Knowing how to practice the guitar efficiently is one of the single most important factors in making progress with your playing. Practising efficiently is all about maximising the results you get from your time, and a lot of progress can be achieved with less time than you may expect, if the time is well spent. However, many guitarists do not practice efficiently and this results in wasted time, frustration and slow progress. Read on to learn about some of the most common bad practice habits and why they are to be avoided.
1. Cramming a whole week’s worth of practice into one or two sessions
For practice to be effective it’s very important to be regular and consistent, so try to aim to practice five or six days a week with one or two days off. If your time is limited, it’s far more desirable to have several shorter practice sessions than one longer one – doing an hour’s practice on one day and nothing the rest of the week is not equal to doing ten minutes practice a day on six days, even though the total time may be the same. One of the reasons for this is that newly learned material and muscle memory is consolidated while you sleep.
2. Replaying the entire section instead of only the bit(s) that you can’t play
If you’re practising a part and find that you always make a mistake at a particular point, don’t go back to the start and play through the whole thing again.
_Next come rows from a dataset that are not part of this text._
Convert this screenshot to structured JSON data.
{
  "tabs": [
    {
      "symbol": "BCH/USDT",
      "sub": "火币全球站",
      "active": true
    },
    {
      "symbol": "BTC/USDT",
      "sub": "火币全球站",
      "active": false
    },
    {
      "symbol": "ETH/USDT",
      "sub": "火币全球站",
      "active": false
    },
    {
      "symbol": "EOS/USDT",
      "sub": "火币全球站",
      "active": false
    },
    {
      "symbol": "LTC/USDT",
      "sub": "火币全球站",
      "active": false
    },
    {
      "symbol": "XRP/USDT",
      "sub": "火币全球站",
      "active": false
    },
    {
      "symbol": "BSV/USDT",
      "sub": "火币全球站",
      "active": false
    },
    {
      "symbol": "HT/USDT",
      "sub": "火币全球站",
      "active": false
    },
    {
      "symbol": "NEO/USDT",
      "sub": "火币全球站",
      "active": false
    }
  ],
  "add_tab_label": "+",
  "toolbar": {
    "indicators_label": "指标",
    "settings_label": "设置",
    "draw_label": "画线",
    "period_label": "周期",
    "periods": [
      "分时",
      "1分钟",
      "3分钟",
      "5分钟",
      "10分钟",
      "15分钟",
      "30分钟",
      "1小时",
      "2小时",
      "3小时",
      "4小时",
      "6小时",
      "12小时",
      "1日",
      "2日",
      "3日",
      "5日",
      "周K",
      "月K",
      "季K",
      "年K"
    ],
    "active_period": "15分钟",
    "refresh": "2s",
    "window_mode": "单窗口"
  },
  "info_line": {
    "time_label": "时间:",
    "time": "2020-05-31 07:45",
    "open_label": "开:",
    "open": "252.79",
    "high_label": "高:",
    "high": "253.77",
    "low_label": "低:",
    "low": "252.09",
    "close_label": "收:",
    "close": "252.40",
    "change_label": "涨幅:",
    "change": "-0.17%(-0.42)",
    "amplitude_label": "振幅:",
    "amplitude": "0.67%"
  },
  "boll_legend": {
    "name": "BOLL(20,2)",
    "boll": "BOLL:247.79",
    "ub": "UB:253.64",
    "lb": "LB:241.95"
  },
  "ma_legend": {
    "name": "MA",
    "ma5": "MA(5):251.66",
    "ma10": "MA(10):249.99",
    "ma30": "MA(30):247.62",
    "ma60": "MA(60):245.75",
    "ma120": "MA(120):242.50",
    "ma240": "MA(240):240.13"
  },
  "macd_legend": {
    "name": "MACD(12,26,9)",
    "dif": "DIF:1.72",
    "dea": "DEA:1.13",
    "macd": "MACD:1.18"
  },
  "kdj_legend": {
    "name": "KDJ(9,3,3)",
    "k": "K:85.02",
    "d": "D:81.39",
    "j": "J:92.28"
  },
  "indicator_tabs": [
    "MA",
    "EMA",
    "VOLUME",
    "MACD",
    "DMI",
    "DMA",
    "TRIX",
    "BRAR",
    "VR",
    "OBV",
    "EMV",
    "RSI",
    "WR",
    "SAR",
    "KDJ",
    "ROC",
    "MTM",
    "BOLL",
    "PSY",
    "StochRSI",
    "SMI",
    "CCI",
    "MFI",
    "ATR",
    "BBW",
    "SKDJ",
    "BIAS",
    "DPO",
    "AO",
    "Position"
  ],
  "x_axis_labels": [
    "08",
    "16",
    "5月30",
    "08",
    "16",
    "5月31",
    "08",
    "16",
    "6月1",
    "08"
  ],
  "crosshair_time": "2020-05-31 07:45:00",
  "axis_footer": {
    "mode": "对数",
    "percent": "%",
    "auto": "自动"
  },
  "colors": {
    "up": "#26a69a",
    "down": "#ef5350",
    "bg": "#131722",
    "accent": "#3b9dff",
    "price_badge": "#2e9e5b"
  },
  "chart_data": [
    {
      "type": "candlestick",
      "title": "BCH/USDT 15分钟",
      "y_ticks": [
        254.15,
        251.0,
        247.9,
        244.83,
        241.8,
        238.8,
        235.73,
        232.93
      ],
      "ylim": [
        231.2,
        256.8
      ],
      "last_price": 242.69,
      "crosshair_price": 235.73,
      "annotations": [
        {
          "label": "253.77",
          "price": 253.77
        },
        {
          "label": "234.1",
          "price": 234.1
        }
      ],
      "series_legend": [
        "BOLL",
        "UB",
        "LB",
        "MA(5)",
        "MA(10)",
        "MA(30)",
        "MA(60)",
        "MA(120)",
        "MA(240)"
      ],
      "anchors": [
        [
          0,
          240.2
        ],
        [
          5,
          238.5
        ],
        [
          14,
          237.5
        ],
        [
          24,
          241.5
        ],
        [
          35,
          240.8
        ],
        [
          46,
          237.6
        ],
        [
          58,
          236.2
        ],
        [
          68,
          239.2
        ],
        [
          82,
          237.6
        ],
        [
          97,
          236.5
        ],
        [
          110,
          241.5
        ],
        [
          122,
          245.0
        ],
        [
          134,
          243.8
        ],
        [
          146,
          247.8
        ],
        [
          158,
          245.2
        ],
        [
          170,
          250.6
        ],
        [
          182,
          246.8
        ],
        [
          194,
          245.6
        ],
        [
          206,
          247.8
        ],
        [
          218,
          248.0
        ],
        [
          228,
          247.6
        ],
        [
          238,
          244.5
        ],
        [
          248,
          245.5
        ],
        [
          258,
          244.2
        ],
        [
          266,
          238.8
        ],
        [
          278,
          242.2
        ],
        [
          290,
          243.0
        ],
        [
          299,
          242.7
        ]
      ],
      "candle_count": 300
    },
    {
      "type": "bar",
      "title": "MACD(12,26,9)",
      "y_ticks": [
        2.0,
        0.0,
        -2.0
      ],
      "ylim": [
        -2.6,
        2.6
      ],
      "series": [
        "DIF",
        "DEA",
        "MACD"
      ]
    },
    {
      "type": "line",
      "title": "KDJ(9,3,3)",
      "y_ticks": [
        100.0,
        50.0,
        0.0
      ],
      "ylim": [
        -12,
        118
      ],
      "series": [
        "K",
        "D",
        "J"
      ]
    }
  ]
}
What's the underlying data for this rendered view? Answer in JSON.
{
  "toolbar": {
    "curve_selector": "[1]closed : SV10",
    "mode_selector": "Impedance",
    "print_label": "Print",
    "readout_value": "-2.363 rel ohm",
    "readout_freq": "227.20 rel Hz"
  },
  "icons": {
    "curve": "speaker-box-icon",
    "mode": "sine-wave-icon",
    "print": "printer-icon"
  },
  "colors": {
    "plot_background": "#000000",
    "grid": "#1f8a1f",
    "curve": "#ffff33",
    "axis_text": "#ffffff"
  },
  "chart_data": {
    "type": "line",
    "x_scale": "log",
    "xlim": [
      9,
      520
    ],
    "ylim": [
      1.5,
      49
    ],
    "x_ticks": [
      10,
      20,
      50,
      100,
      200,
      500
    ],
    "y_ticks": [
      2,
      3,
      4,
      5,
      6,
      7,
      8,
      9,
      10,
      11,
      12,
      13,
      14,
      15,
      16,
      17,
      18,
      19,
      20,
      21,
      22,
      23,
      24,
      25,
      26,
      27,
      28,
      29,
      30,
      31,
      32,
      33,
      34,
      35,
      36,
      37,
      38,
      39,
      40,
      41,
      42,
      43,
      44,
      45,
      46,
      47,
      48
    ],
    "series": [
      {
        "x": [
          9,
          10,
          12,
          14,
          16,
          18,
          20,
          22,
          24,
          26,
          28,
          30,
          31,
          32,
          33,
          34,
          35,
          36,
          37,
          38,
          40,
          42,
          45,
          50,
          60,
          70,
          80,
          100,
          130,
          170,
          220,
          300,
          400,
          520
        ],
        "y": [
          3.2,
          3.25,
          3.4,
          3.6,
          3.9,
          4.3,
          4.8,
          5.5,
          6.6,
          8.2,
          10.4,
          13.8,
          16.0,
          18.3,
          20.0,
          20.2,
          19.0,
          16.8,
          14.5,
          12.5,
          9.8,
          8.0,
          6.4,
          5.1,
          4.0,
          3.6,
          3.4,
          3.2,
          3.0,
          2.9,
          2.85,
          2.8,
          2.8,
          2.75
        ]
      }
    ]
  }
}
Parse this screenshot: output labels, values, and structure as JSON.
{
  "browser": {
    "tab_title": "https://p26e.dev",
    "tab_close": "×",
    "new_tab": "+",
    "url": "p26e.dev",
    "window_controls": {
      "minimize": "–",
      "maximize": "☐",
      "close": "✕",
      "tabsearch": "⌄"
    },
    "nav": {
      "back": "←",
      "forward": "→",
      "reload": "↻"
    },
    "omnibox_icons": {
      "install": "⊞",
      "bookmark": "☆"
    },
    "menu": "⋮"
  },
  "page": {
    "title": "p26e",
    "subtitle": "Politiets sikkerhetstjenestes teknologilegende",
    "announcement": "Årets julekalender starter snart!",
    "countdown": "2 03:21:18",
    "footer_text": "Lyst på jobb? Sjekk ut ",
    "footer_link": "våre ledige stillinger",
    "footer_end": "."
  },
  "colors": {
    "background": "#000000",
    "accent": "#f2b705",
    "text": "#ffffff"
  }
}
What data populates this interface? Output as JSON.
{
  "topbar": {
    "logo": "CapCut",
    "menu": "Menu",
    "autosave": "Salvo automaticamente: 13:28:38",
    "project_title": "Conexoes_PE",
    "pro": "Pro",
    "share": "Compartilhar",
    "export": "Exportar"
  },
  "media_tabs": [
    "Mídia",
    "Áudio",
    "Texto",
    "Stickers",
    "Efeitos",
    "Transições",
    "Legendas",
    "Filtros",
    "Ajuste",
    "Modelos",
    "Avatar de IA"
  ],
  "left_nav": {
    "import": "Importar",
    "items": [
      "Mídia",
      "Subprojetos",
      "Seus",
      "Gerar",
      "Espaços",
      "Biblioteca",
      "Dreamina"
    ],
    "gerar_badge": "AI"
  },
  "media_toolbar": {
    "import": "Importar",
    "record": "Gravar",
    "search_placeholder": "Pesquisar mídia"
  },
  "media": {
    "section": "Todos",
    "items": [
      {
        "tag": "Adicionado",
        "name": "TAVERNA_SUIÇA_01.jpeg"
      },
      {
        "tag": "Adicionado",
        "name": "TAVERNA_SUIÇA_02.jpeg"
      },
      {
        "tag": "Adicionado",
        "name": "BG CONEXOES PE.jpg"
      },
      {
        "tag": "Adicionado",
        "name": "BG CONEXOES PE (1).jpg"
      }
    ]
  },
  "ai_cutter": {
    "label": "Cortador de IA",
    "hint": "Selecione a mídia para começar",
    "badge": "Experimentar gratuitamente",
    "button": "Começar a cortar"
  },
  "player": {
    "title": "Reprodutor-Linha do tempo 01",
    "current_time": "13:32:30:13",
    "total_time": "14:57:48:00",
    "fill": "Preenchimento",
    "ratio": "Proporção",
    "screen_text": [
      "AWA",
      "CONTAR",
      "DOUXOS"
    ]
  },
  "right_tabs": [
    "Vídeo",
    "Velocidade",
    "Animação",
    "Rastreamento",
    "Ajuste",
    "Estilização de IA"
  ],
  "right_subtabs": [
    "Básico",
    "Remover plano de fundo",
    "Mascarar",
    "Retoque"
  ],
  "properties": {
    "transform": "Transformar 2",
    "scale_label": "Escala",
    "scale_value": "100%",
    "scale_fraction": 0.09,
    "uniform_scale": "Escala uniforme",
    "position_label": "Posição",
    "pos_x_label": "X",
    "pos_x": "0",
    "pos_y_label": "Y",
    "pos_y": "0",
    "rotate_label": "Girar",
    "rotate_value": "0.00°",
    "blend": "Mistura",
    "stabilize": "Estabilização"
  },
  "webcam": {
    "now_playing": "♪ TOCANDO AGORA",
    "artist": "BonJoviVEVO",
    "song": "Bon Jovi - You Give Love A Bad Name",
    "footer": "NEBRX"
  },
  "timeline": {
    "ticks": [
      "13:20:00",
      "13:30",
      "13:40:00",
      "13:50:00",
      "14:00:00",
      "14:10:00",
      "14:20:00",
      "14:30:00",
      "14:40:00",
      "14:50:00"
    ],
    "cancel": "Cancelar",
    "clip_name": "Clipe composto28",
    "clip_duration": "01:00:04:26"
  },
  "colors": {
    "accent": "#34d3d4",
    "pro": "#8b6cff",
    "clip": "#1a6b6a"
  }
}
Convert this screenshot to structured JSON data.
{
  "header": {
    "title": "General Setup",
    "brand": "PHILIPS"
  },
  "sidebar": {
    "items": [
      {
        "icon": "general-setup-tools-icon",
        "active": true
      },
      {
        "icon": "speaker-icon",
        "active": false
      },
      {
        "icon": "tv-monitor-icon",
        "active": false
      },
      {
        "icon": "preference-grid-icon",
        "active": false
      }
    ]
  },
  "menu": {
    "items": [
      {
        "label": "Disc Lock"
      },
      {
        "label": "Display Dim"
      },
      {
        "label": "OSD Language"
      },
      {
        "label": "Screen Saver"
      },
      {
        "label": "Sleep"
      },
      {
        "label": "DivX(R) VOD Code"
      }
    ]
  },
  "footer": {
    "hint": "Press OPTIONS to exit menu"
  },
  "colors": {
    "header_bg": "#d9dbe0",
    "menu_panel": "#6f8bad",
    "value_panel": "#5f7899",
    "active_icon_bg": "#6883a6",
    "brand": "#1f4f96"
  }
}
Instead, notice where the mistake occurs and practice that bit in isolation – It could a one or two bar section, a lick, or even just a couple of notes that is holding you back. The more precisely you can identify the source of problems the more effective your practice time will become.
3. Using different fingerings and/or picking patterns each time you practise a new part
When you’re first getting to grips with a challenging part it’s very important to use the same fingering and picking each time you play it. If you play a part ten times but play it a different way each time (whether you are aware of it or not), you will probably find that it won’t improve significantly. Pay attention and be consistent with fingering and picking to maximise the development of muscle memory.
4. Not writing down and keeping track of what you need to practice
Remember to keep a written practice diary, plan or simple list of some kind to record what you want to practice from week to week. Many skills need your consistent attention over a period of time before they are fully mastered, and you won’t be able to keep track of everything unless you write it down and review it regularly. This may seem really obvious but many people do not do so, which ultimately results in slower progress towards their goals.
5. Practising parts at too high a speed
A general principle is that the correct speed at which to practice any part is whatever speed you are able to play it perfectly; very slow and highly focused practice trains your fingers to move accurately. From there you can gradually build up to the performance tempo. Practising too quickly is counter-productive and serves only to reinforce the difficulties that you’re trying to overcome.